Disruption, displacement partnered with themes of growth, and regeneration are the themes driving Callis’ work. He explores ancient Judo / Christian traditions of resurrection, regeneration, reconciliation and redemption. The works acknowledge the paradoxical coexistence of success and failure, disruption and regeneration, of tragedy and celebration. There is an evidenced embodied history of the destructive and regenerative action accumulated in the surfaces of each painting.
About his work Callis states: “What has become increasingly important is the relationship between the painting as a physical entity and a transcendent metaphoric object. There is the subject of the hand, of color, of the paint itself. There is also the subject of poetic image.”

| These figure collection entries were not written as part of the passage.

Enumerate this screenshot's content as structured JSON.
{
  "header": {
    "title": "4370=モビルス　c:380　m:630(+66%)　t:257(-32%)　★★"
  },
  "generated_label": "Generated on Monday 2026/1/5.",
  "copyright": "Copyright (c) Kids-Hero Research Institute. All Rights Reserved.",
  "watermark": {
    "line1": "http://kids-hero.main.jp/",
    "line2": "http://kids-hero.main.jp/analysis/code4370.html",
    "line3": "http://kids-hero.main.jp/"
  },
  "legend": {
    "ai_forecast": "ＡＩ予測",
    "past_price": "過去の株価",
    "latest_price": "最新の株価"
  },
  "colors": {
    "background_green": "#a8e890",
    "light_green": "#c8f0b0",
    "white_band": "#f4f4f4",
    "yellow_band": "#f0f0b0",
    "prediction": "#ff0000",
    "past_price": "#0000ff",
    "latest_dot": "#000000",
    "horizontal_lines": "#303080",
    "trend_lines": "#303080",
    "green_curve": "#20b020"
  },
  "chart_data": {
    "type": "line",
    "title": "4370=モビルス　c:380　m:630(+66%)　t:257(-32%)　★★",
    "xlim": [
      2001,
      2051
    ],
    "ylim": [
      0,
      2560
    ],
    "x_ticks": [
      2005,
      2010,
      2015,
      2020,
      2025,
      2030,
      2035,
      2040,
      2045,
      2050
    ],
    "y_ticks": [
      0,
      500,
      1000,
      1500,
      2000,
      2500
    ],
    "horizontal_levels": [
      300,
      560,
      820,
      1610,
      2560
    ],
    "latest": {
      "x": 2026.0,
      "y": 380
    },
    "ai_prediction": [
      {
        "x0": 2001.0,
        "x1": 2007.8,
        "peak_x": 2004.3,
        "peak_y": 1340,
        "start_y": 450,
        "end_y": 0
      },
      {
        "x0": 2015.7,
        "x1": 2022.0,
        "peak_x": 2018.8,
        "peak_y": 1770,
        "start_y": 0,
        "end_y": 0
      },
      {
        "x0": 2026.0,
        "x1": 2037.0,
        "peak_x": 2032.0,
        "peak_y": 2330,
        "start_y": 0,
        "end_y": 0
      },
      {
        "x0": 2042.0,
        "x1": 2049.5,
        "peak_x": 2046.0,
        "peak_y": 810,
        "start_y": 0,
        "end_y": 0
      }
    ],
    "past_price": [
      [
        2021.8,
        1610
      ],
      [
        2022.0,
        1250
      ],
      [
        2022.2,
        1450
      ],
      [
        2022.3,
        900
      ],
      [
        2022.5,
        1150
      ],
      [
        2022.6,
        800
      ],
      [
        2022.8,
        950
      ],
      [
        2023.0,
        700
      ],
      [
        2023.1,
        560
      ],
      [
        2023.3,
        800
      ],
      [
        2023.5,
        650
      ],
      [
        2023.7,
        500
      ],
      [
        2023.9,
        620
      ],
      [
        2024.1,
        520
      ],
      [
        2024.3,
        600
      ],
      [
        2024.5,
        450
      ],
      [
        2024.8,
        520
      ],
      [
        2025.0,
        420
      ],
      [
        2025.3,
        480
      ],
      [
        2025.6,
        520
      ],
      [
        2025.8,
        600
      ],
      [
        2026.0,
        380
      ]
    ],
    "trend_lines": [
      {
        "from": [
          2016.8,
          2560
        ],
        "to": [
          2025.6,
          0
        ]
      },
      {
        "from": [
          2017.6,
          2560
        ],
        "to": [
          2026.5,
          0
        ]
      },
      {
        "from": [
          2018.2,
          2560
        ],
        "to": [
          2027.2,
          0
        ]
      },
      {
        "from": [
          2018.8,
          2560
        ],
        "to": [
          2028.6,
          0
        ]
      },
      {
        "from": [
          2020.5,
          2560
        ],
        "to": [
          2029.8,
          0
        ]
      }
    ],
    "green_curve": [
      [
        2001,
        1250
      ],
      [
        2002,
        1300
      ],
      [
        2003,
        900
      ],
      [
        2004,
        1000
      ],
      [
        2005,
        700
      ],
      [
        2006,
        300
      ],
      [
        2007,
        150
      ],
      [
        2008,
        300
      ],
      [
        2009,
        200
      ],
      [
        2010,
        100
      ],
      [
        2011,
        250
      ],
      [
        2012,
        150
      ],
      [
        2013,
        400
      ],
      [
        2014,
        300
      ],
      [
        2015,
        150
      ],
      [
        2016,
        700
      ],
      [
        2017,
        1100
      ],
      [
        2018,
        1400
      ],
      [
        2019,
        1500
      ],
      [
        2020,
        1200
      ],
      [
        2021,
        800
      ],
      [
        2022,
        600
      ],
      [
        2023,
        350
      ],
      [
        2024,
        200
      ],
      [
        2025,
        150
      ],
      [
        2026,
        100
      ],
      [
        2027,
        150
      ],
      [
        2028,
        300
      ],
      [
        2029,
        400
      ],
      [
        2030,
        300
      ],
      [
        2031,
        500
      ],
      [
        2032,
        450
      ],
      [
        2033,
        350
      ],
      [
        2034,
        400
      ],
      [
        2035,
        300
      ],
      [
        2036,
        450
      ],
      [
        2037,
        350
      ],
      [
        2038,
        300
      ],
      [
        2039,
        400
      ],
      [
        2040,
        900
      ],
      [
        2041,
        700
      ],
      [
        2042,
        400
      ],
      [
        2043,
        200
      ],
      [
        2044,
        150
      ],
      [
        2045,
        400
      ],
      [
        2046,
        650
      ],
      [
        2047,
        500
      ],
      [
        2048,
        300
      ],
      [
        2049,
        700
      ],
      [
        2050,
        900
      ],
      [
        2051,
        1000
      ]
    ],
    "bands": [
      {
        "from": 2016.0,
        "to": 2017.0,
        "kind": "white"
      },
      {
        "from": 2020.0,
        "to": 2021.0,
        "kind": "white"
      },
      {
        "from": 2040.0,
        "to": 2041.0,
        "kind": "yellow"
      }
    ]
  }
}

“Simply stated; I make things, messy things, full of color made from materials that feel and smell intoxicating. These materials are full of potential and full of limits. I use these tactile, fleshy materials to make something that may help me understand a bit more then I understood before. “
“Creating an abstract painting is a convergence of what I see, what I read and what I hear joined with the art-making process. The act of painting demands my attentiveness filtered through a matrix of intentionality and material. The canvases are a site of action and reaction, a turbulent space of metamorphosis and flux. Destruction and elimination, as well as addition and accumulation become a dynamic part of the methodology. The painting often bears witness to the clumsy and at times desperate search for its own meaning. I create an art form where struggle, and failure, can simultaneously be joyous, and hopeful.”